BVHS: Financial injection needed
The economic downturn has affected the Barbados Vagrants and Homeless Society (BVHS) and the charity is appealing for financial assistance to keep its programme going.
Chairman of the BVHS Kemar Saffrey said the charity needed a financial injection to carry on with its programme, given the ongoing economic downturn and the fact that it had been running without Government assistance for some time.
Saffrey said it would take $700,000 to keep the BVHS’ programmes running. The organization has provided services to over 750 vagrants, homeless and needy people in Barbados since its inception in 2009 and the chairman said it was now seeking funding to expand a number of its programmes.
He has appealed to individuals and commercial businesses for help.
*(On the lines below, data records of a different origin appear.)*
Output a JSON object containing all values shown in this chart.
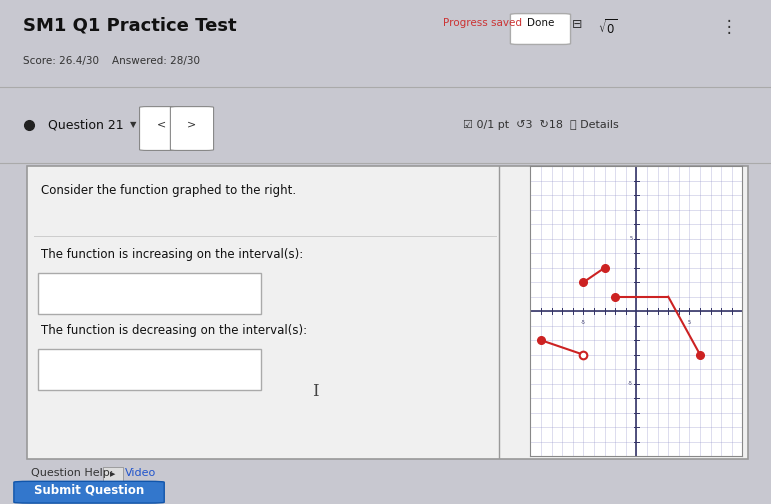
{
  "title": "SM1 Q1 Practice Test",
  "subtitle": "Score: 26.4/30    Answered: 28/30",
  "question_label": "Question 21",
  "consider_text": "Consider the function graphed to the right.",
  "increasing_label": "The function is increasing on the interval(s):",
  "decreasing_label": "The function is decreasing on the interval(s):",
  "help_text": "Question Help:",
  "video_text": "Video",
  "submit_text": "Submit Question",
  "progress_text": "Progress saved",
  "done_text": "Done",
  "bg_color": "#c8c8d0",
  "panel_bg": "#e8e8ec",
  "white": "#ffffff",
  "grid_color": "#9999cc",
  "axis_color": "#333366",
  "line_color": "#cc2222",
  "dot_color": "#cc2222",
  "xlim": [
    -10,
    10
  ],
  "ylim": [
    -10,
    10
  ],
  "seg1": {
    "x": [
      -9,
      -5
    ],
    "y": [
      -2,
      -3
    ]
  },
  "seg2": {
    "x": [
      -5,
      -3
    ],
    "y": [
      2,
      3
    ]
  },
  "seg3_flat": {
    "x": [
      -2,
      3
    ],
    "y": [
      1,
      1
    ]
  },
  "seg3_down": {
    "x": [
      3,
      6
    ],
    "y": [
      1,
      -3
    ]
  }
}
“We are appealing to the public to give what they can to assist the organization. Barbadians have been extremely generous in their giving, in offering food and clothing, but we are in need of funding now to continue these programmes. Both businesses and individuals can feel free to give what they can to the BVHS,” Saffrey said.
He also encouraged commercial businesses to join the BVHS’ Covenant Programme under which organizations donate $100 per month for a year.The donations will ultimately aid in achieving the organization’s mission “to reintegrate vagrants and homeless persons into mainstream Barbadian society, by providing a holistic rehabilitative programme that would enable them to develop into healthy productive citizens”, a statement from the BVHS said.
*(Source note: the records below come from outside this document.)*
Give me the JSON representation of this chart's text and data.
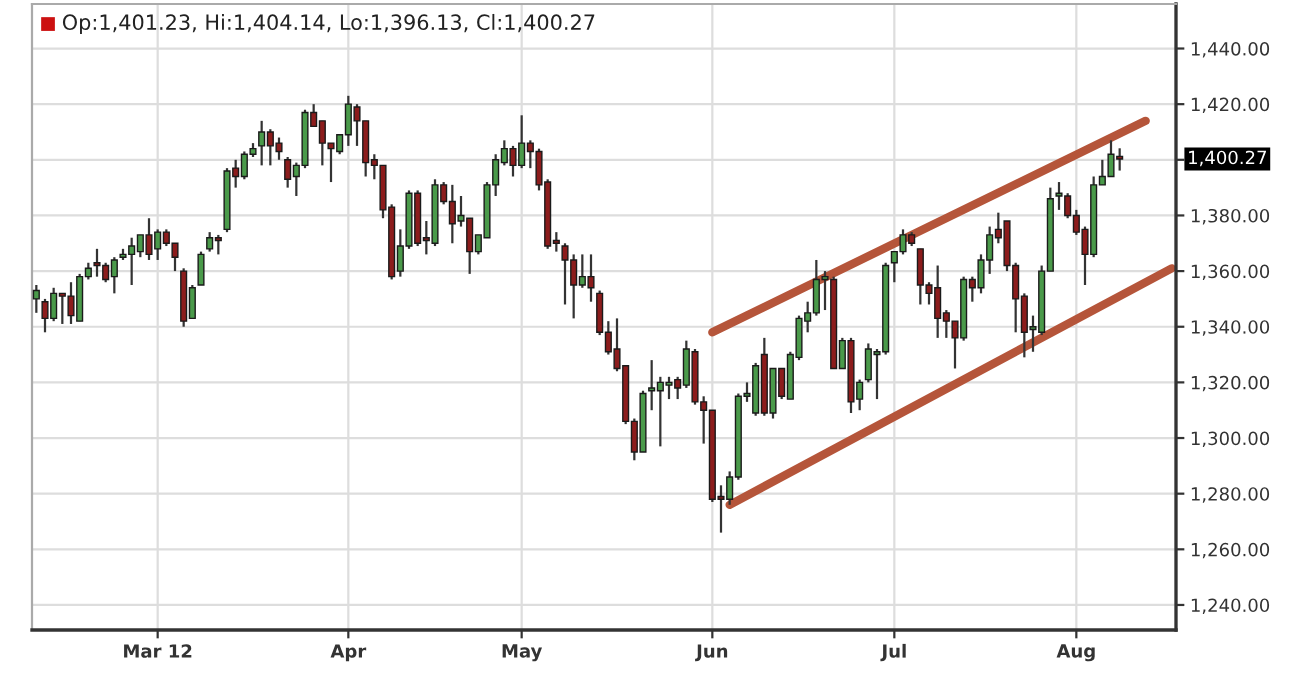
{
  "chart_data": {
    "type": "candlestick",
    "categories": [
      null,
      null,
      null,
      null,
      null,
      null,
      null,
      null,
      null,
      null,
      null,
      null,
      null,
      null,
      "Mar 12",
      null,
      null,
      null,
      null,
      null,
      null,
      null,
      null,
      null,
      null,
      null,
      null,
      null,
      null,
      null,
      null,
      null,
      null,
      null,
      null,
      null,
      "Apr",
      null,
      null,
      null,
      null,
      null,
      null,
      null,
      null,
      null,
      null,
      null,
      null,
      null,
      null,
      null,
      null,
      null,
      null,
      null,
      "May",
      null,
      null,
      null,
      null,
      null,
      null,
      null,
      null,
      null,
      null,
      null,
      null,
      null,
      null,
      null,
      null,
      null,
      null,
      null,
      null,
      null,
      "Jun",
      null,
      null,
      null,
      null,
      null,
      null,
      null,
      null,
      null,
      null,
      null,
      null,
      null,
      null,
      null,
      null,
      null,
      null,
      null,
      null,
      "Jul",
      null,
      null,
      null,
      null,
      null,
      null,
      null,
      null,
      null,
      null,
      null,
      null,
      null,
      null,
      null,
      null,
      null,
      null,
      null,
      null,
      "Aug",
      null,
      null,
      null,
      null,
      null,
      null,
      null,
      null,
      null,
      null,
      null
    ],
    "ohlc": [
      [
        1350,
        1355,
        1345,
        1353
      ],
      [
        1349,
        1350,
        1338,
        1343
      ],
      [
        1343,
        1354,
        1342,
        1352
      ],
      [
        1352,
        1352,
        1341,
        1351
      ],
      [
        1351,
        1356,
        1341,
        1344
      ],
      [
        1342,
        1359,
        1342,
        1358
      ],
      [
        1358,
        1363,
        1357,
        1361
      ],
      [
        1363,
        1368,
        1358,
        1362
      ],
      [
        1362,
        1363,
        1356,
        1357
      ],
      [
        1358,
        1365,
        1352,
        1364
      ],
      [
        1365,
        1368,
        1364,
        1366
      ],
      [
        1366,
        1372,
        1355,
        1369
      ],
      [
        1367,
        1373,
        1365,
        1373
      ],
      [
        1373,
        1379,
        1364,
        1366
      ],
      [
        1368,
        1375,
        1364,
        1374
      ],
      [
        1374,
        1375,
        1369,
        1370
      ],
      [
        1370,
        1370,
        1360,
        1365
      ],
      [
        1360,
        1361,
        1340,
        1342
      ],
      [
        1343,
        1355,
        1343,
        1354
      ],
      [
        1355,
        1367,
        1355,
        1366
      ],
      [
        1368,
        1374,
        1367,
        1372
      ],
      [
        1372,
        1373,
        1366,
        1371
      ],
      [
        1375,
        1397,
        1374,
        1396
      ],
      [
        1397,
        1400,
        1390,
        1394
      ],
      [
        1394,
        1403,
        1393,
        1402
      ],
      [
        1402,
        1406,
        1401,
        1404
      ],
      [
        1405,
        1414,
        1398,
        1410
      ],
      [
        1410,
        1411,
        1398,
        1405
      ],
      [
        1406,
        1408,
        1400,
        1403
      ],
      [
        1400,
        1401,
        1390,
        1393
      ],
      [
        1394,
        1399,
        1387,
        1398
      ],
      [
        1398,
        1418,
        1397,
        1417
      ],
      [
        1417,
        1420,
        1412,
        1412
      ],
      [
        1414,
        1414,
        1398,
        1406
      ],
      [
        1406,
        1406,
        1392,
        1404
      ],
      [
        1403,
        1409,
        1402,
        1409
      ],
      [
        1409,
        1423,
        1405,
        1420
      ],
      [
        1419,
        1420,
        1405,
        1414
      ],
      [
        1414,
        1414,
        1394,
        1399
      ],
      [
        1400,
        1402,
        1393,
        1398
      ],
      [
        1398,
        1398,
        1379,
        1382
      ],
      [
        1383,
        1384,
        1357,
        1358
      ],
      [
        1360,
        1375,
        1358,
        1369
      ],
      [
        1369,
        1389,
        1368,
        1388
      ],
      [
        1388,
        1389,
        1369,
        1370
      ],
      [
        1372,
        1378,
        1366,
        1371
      ],
      [
        1370,
        1393,
        1369,
        1391
      ],
      [
        1391,
        1392,
        1384,
        1385
      ],
      [
        1385,
        1391,
        1370,
        1377
      ],
      [
        1378,
        1387,
        1376,
        1380
      ],
      [
        1379,
        1379,
        1359,
        1367
      ],
      [
        1367,
        1373,
        1366,
        1373
      ],
      [
        1372,
        1392,
        1372,
        1391
      ],
      [
        1391,
        1402,
        1387,
        1400
      ],
      [
        1399,
        1407,
        1398,
        1404
      ],
      [
        1404,
        1405,
        1394,
        1398
      ],
      [
        1398,
        1416,
        1397,
        1406
      ],
      [
        1406,
        1407,
        1397,
        1403
      ],
      [
        1403,
        1404,
        1389,
        1391
      ],
      [
        1392,
        1393,
        1368,
        1369
      ],
      [
        1371,
        1374,
        1367,
        1370
      ],
      [
        1369,
        1370,
        1348,
        1364
      ],
      [
        1364,
        1366,
        1343,
        1355
      ],
      [
        1355,
        1366,
        1354,
        1358
      ],
      [
        1358,
        1366,
        1349,
        1354
      ],
      [
        1352,
        1353,
        1337,
        1338
      ],
      [
        1338,
        1342,
        1330,
        1331
      ],
      [
        1332,
        1343,
        1324,
        1325
      ],
      [
        1326,
        1326,
        1305,
        1306
      ],
      [
        1306,
        1307,
        1292,
        1295
      ],
      [
        1295,
        1317,
        1295,
        1316
      ],
      [
        1317,
        1328,
        1310,
        1318
      ],
      [
        1317,
        1322,
        1297,
        1320
      ],
      [
        1319,
        1322,
        1314,
        1320
      ],
      [
        1321,
        1322,
        1314,
        1318
      ],
      [
        1319,
        1335,
        1318,
        1332
      ],
      [
        1331,
        1332,
        1312,
        1313
      ],
      [
        1313,
        1315,
        1298,
        1310
      ],
      [
        1310,
        1310,
        1277,
        1278
      ],
      [
        1279,
        1283,
        1266,
        1278
      ],
      [
        1278,
        1288,
        1276,
        1286
      ],
      [
        1286,
        1316,
        1285,
        1315
      ],
      [
        1315,
        1320,
        1313,
        1316
      ],
      [
        1309,
        1327,
        1308,
        1326
      ],
      [
        1330,
        1336,
        1308,
        1309
      ],
      [
        1309,
        1325,
        1307,
        1325
      ],
      [
        1325,
        1325,
        1314,
        1315
      ],
      [
        1314,
        1331,
        1314,
        1330
      ],
      [
        1329,
        1344,
        1328,
        1343
      ],
      [
        1342,
        1349,
        1338,
        1345
      ],
      [
        1345,
        1364,
        1344,
        1357
      ],
      [
        1357,
        1360,
        1346,
        1358
      ],
      [
        1357,
        1358,
        1325,
        1325
      ],
      [
        1325,
        1336,
        1325,
        1335
      ],
      [
        1335,
        1336,
        1309,
        1313
      ],
      [
        1314,
        1321,
        1310,
        1320
      ],
      [
        1321,
        1334,
        1320,
        1332
      ],
      [
        1330,
        1332,
        1314,
        1331
      ],
      [
        1331,
        1363,
        1330,
        1362
      ],
      [
        1363,
        1367,
        1356,
        1367
      ],
      [
        1367,
        1375,
        1366,
        1373
      ],
      [
        1373,
        1374,
        1369,
        1370
      ],
      [
        1368,
        1368,
        1348,
        1355
      ],
      [
        1355,
        1356,
        1348,
        1352
      ],
      [
        1354,
        1362,
        1336,
        1343
      ],
      [
        1345,
        1346,
        1336,
        1342
      ],
      [
        1342,
        1342,
        1325,
        1336
      ],
      [
        1336,
        1358,
        1335,
        1357
      ],
      [
        1357,
        1358,
        1349,
        1354
      ],
      [
        1354,
        1366,
        1352,
        1364
      ],
      [
        1364,
        1376,
        1359,
        1373
      ],
      [
        1375,
        1381,
        1370,
        1372
      ],
      [
        1378,
        1378,
        1360,
        1362
      ],
      [
        1362,
        1363,
        1338,
        1350
      ],
      [
        1351,
        1352,
        1329,
        1338
      ],
      [
        1339,
        1344,
        1331,
        1340
      ],
      [
        1338,
        1362,
        1337,
        1360
      ],
      [
        1360,
        1390,
        1360,
        1386
      ],
      [
        1387,
        1392,
        1382,
        1388
      ],
      [
        1387,
        1388,
        1379,
        1380
      ],
      [
        1380,
        1382,
        1373,
        1374
      ],
      [
        1375,
        1376,
        1355,
        1366
      ],
      [
        1366,
        1394,
        1365,
        1391
      ],
      [
        1391,
        1400,
        1391,
        1394
      ],
      [
        1394,
        1407,
        1394,
        1402
      ],
      [
        1401.23,
        1404.14,
        1396.13,
        1400.27
      ],
      null,
      null,
      null,
      null,
      null,
      null
    ],
    "colors": [
      "#4a9a4a",
      "#8c1c1c",
      "#4a9a4a",
      "#8c1c1c",
      "#8c1c1c",
      "#4a9a4a",
      "#4a9a4a",
      "#8c1c1c",
      "#8c1c1c",
      "#4a9a4a",
      "#4a9a4a",
      "#4a9a4a",
      "#4a9a4a",
      "#8c1c1c",
      "#4a9a4a",
      "#8c1c1c",
      "#8c1c1c",
      "#8c1c1c",
      "#4a9a4a",
      "#4a9a4a",
      "#4a9a4a",
      "#8c1c1c",
      "#4a9a4a",
      "#8c1c1c",
      "#4a9a4a",
      "#4a9a4a",
      "#4a9a4a",
      "#8c1c1c",
      "#8c1c1c",
      "#8c1c1c",
      "#4a9a4a",
      "#4a9a4a",
      "#8c1c1c",
      "#8c1c1c",
      "#8c1c1c",
      "#4a9a4a",
      "#4a9a4a",
      "#8c1c1c",
      "#8c1c1c",
      "#8c1c1c",
      "#8c1c1c",
      "#8c1c1c",
      "#4a9a4a",
      "#4a9a4a",
      "#8c1c1c",
      "#8c1c1c",
      "#4a9a4a",
      "#8c1c1c",
      "#8c1c1c",
      "#4a9a4a",
      "#8c1c1c",
      "#4a9a4a",
      "#4a9a4a",
      "#4a9a4a",
      "#4a9a4a",
      "#8c1c1c",
      "#4a9a4a",
      "#8c1c1c",
      "#8c1c1c",
      "#8c1c1c",
      "#8c1c1c",
      "#8c1c1c",
      "#8c1c1c",
      "#4a9a4a",
      "#8c1c1c",
      "#8c1c1c",
      "#8c1c1c",
      "#8c1c1c",
      "#8c1c1c",
      "#8c1c1c",
      "#4a9a4a",
      "#4a9a4a",
      "#4a9a4a",
      "#4a9a4a",
      "#8c1c1c",
      "#4a9a4a",
      "#8c1c1c",
      "#8c1c1c",
      "#8c1c1c",
      "#8c1c1c",
      "#4a9a4a",
      "#4a9a4a",
      "#4a9a4a",
      "#4a9a4a",
      "#8c1c1c",
      "#4a9a4a",
      "#8c1c1c",
      "#4a9a4a",
      "#4a9a4a",
      "#4a9a4a",
      "#4a9a4a",
      "#4a9a4a",
      "#8c1c1c",
      "#4a9a4a",
      "#8c1c1c",
      "#4a9a4a",
      "#4a9a4a",
      "#4a9a4a",
      "#4a9a4a",
      "#4a9a4a",
      "#4a9a4a",
      "#8c1c1c",
      "#8c1c1c",
      "#8c1c1c",
      "#8c1c1c",
      "#8c1c1c",
      "#8c1c1c",
      "#4a9a4a",
      "#8c1c1c",
      "#4a9a4a",
      "#4a9a4a",
      "#8c1c1c",
      "#8c1c1c",
      "#8c1c1c",
      "#8c1c1c",
      "#4a9a4a",
      "#4a9a4a",
      "#4a9a4a",
      "#4a9a4a",
      "#8c1c1c",
      "#8c1c1c",
      "#8c1c1c",
      "#4a9a4a",
      "#4a9a4a",
      "#4a9a4a",
      "#8c1c1c",
      null,
      null,
      null,
      null,
      null,
      null
    ],
    "series": [
      {
        "type": "line",
        "color": "#b5553a",
        "values": [
          null,
          null,
          null,
          null,
          null,
          null,
          null,
          null,
          null,
          null,
          null,
          null,
          null,
          null,
          null,
          null,
          null,
          null,
          null,
          null,
          null,
          null,
          null,
          null,
          null,
          null,
          null,
          null,
          null,
          null,
          null,
          null,
          null,
          null,
          null,
          null,
          null,
          null,
          null,
          null,
          null,
          null,
          null,
          null,
          null,
          null,
          null,
          null,
          null,
          null,
          null,
          null,
          null,
          null,
          null,
          null,
          null,
          null,
          null,
          null,
          null,
          null,
          null,
          null,
          null,
          null,
          null,
          null,
          null,
          null,
          null,
          null,
          null,
          null,
          null,
          null,
          null,
          null,
          1338,
          null,
          null,
          null,
          null,
          null,
          null,
          null,
          null,
          null,
          null,
          null,
          null,
          null,
          null,
          null,
          null,
          null,
          null,
          null,
          null,
          null,
          null,
          null,
          null,
          null,
          null,
          null,
          null,
          null,
          null,
          null,
          null,
          null,
          null,
          null,
          null,
          null,
          null,
          null,
          null,
          null,
          null,
          null,
          null,
          null,
          null,
          null,
          null,
          null,
          1414,
          null,
          null,
          null
        ]
      },
      {
        "type": "line",
        "color": "#b5553a",
        "values": [
          null,
          null,
          null,
          null,
          null,
          null,
          null,
          null,
          null,
          null,
          null,
          null,
          null,
          null,
          null,
          null,
          null,
          null,
          null,
          null,
          null,
          null,
          null,
          null,
          null,
          null,
          null,
          null,
          null,
          null,
          null,
          null,
          null,
          null,
          null,
          null,
          null,
          null,
          null,
          null,
          null,
          null,
          null,
          null,
          null,
          null,
          null,
          null,
          null,
          null,
          null,
          null,
          null,
          null,
          null,
          null,
          null,
          null,
          null,
          null,
          null,
          null,
          null,
          null,
          null,
          null,
          null,
          null,
          null,
          null,
          null,
          null,
          null,
          null,
          null,
          null,
          null,
          null,
          null,
          null,
          1276,
          null,
          null,
          null,
          null,
          null,
          null,
          null,
          null,
          null,
          null,
          null,
          null,
          null,
          null,
          null,
          null,
          null,
          null,
          null,
          null,
          null,
          null,
          null,
          null,
          null,
          null,
          null,
          null,
          null,
          null,
          null,
          null,
          null,
          null,
          null,
          null,
          null,
          null,
          null,
          null,
          null,
          null,
          null,
          null,
          null,
          null,
          null,
          null,
          null,
          null,
          1361
        ]
      }
    ],
    "ylim": [
      1231,
      1456
    ],
    "yticks": [
      {
        "value": 1240,
        "label": "1,240.00"
      },
      {
        "value": 1260,
        "label": "1,260.00"
      },
      {
        "value": 1280,
        "label": "1,280.00"
      },
      {
        "value": 1300,
        "label": "1,300.00"
      },
      {
        "value": 1320,
        "label": "1,320.00"
      },
      {
        "value": 1340,
        "label": "1,340.00"
      },
      {
        "value": 1360,
        "label": "1,360.00"
      },
      {
        "value": 1380,
        "label": "1,380.00"
      },
      {
        "value": 1400,
        "label": null
      },
      {
        "value": 1420,
        "label": "1,420.00"
      },
      {
        "value": 1440,
        "label": "1,440.00"
      }
    ],
    "grid": true,
    "annotations": [
      "Op:1,401.23, Hi:1,404.14, Lo:1,396.13, Cl:1,400.27",
      "1,400.27"
    ]
  }
}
The organization said it is on target with its mission, as it has successfully reintegrated 78 per cent of participants in its At The Crossroad home care rehabilitative programme.
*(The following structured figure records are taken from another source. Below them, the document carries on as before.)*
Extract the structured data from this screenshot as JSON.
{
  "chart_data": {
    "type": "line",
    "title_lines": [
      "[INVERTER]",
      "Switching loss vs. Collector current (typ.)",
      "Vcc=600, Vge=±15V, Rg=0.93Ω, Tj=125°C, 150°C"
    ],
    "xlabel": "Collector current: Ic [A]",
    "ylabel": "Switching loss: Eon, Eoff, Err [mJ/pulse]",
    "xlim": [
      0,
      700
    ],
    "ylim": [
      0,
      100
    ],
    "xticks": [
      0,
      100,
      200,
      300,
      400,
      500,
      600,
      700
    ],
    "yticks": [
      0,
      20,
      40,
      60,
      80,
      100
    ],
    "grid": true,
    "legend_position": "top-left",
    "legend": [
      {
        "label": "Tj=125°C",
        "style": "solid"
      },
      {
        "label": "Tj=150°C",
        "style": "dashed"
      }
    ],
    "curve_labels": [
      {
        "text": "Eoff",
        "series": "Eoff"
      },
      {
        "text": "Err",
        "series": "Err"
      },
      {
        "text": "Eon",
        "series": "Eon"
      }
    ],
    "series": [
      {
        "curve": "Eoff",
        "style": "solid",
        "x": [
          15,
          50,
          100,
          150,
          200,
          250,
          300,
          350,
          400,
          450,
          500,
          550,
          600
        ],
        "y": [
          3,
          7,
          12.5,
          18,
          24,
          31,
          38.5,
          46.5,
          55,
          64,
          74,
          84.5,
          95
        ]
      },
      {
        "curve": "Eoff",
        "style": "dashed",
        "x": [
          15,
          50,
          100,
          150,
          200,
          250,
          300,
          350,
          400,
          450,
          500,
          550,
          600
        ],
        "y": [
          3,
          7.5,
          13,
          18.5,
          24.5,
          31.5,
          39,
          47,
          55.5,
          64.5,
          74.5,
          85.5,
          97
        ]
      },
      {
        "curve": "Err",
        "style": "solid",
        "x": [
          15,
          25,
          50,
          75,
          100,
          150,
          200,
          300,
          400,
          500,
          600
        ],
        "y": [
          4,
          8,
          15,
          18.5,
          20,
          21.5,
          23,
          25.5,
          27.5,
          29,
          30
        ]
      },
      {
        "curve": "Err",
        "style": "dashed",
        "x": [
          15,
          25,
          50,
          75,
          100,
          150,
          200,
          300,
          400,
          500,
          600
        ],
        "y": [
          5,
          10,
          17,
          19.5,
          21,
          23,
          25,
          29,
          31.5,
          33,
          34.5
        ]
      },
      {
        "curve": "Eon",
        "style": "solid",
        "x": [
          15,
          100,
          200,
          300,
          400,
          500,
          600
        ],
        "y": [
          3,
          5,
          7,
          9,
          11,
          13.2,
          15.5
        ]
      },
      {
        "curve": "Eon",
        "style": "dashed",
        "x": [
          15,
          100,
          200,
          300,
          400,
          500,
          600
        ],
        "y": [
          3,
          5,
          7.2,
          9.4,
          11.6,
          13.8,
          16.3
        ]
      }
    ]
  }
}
BVHS also manages Direct Care Ministries, On the Road Ministries, Life Opportunity Superseding Tomorrow, Adopt the Homeless, a Community Partnership for Homelessness, BVHS’ 24-hour night shelter, a Meal a Day project and a daily breakfast programme. Those programmes provide clients with food hampers, classes, clothing, access to counselling, hair-cuts, temporary shelter, jobs, farming skills, skill training and beneficial rehabilitative home care housing, life skills and much more.
The BVHS has already received the necessary approval to operate a 24-hour shelter for the homeless and funds donated by the public will also assist with that initiative, which will benefit approximately 30 needy individuals per night on a rotation basis, out of the approximately 240 clients of the BVHS.